KP -- Fitness Basics
 
If you are increasing frequency, decrease the volume. For me, I like 1 on,1 off; 2 on, 1 off. That's because I used to do chest/back in one day so I need the next day to recover. I lift heavy so I only do maybe around 6 sets per muscle group using the 3 day split.
 
i don't want to jack your thread, but is there any parts of the body that can be worked twice a week, such as chest, shoulders, etc..
 
swaptrex said:
i don't want to jack your thread, but is there any parts of the body that can be worked twice a week, such as chest, shoulders, etc..
Well that's the whole purpose of a three day split. ;)
 
There are very few absolutes. Programs are comprised of volume, intensity (%1RM), and frequency. None of these variables can be considered in isolation nor outside the specifics of an individual or his goal for the period. Many programs (I should say the better ones) actively manage these variables to result in periods of heavy and lighter workload where stimulus is accrued and then the body is allowed to adapt.

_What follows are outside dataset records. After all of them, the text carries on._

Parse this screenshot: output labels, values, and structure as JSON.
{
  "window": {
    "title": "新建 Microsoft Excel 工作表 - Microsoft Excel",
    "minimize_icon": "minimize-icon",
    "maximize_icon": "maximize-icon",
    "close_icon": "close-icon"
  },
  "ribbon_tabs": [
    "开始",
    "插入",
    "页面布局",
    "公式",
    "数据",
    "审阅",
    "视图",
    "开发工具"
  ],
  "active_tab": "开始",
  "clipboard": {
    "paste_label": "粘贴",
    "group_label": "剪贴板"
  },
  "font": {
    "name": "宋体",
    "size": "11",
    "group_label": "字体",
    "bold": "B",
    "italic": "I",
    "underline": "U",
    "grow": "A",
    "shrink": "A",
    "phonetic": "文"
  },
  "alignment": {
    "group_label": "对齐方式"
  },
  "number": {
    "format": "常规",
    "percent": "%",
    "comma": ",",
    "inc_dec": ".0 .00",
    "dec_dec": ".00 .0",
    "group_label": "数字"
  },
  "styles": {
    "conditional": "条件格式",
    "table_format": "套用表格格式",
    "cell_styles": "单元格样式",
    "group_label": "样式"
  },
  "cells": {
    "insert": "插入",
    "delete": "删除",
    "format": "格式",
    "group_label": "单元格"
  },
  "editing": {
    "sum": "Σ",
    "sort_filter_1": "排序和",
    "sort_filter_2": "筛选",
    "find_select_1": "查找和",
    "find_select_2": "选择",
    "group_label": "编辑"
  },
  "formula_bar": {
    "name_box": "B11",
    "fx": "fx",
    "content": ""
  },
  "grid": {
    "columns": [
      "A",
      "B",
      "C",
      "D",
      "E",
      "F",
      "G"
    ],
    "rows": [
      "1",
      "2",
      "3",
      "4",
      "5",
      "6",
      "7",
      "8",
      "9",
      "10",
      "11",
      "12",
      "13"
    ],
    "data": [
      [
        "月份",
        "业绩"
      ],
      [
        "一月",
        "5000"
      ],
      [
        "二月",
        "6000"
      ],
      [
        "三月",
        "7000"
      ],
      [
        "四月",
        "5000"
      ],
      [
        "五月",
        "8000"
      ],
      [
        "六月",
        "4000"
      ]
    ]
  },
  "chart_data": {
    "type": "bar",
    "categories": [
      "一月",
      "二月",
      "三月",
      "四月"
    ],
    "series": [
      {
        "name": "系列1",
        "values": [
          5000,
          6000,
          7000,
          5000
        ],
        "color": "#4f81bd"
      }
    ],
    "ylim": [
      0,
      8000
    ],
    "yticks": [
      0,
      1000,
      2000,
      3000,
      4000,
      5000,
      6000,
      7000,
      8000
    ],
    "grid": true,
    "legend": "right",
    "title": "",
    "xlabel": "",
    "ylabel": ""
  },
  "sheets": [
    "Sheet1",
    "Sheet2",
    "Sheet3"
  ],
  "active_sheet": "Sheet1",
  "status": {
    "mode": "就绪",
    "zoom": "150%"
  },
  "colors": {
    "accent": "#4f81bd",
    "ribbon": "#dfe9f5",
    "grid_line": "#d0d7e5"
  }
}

These are of varying length but will give you a good grounding in basic theory, layout and application:
www.higher-faster-sports.com/PlannedOvertraining.html
http://www.qwa.org/articles/tmethod.asp
http://forum.mesomorphosis.com/showpost.php?p=48&postcount=3
 
Madcow2 said:
There are very few absolutes. Programs are comprised of volume, intensity (%1RM), and frequency. None of these variables can be considered in isolation nor outside the specifics of an individual or his goal for the period. Many programs (I should say the better ones) actively manage these variables to result in periods of heavy and lighter workload where stimulus is accrued and then the body is allowed to adapt.

These are of varying length but will give you a good grounding in basic theory, layout and application:
www.higher-faster-sports.com/PlannedOvertraining.html
http://www.qwa.org/articles/tmethod.asp
http://forum.mesomorphosis.com/showpost.php?p=48&postcount=3


Thanks for the links and I may give it a try ENDERJE. Anyone have an sample programs?
 
For me. NO. Its an individual thing, but low volume high intensity hardly scratches a muscle fiber on me when Im in shape. I train high volume high intensity as many have seen in my journal. Ive adapted to it over the years just training all out from the beginning. Moving furniture all day and then lifting weights for hours didnt hurt either. I dont concentrate on how I feel, but push through it and keep training. Its bad when you ignore injury pain though. Then things can get worse. But muscle soreness isnt anything I cant train through. I allow atleast 2 days for recovery a week now though. And I split things up so that I get sufficient recovery. Heres the routine I started with, which is now heavily modified, but its the foundation of my training:

http://boards.elitefitness.com/forum/showthread.php?t=308120

It may be alot of work for the unitiated, but you will adjust over time. Id reccomend it to anyone looking for size. Youll have to experiment with the rep ranges ultimately though to see what works best for you.
 
I think when you train less you grow more but your muscles are less cut. When you train more you grow less but you get fitter and stronger so you end up with smaller but stronger and more cut muscles.
 
train with as much volume as you can handle to stimulate growth while remaining progressive. If you're not progressing, then all the volume in the world won't do dick (probably)

minimal volume & frequency gets me very strong but leaves me looking flat and small
 
also consider your ability to increase your work capacity over time?

it's not a matter of always training lots of always training a little, but it's a combination of both. like madcow always says volume and intensity need to be constantly monitored. can't be a coincidence that all good PLers and oly lifters can train with retarded volumes, intensities, and frequencies - all the while avoiding overtraining.
 
Try maybe a Mon/Wed/Fri heavy split and then on the days in between try knocking out the cardio you're doing and focus on some active recovery, just staying somewhat active. Try a 3 day split from above.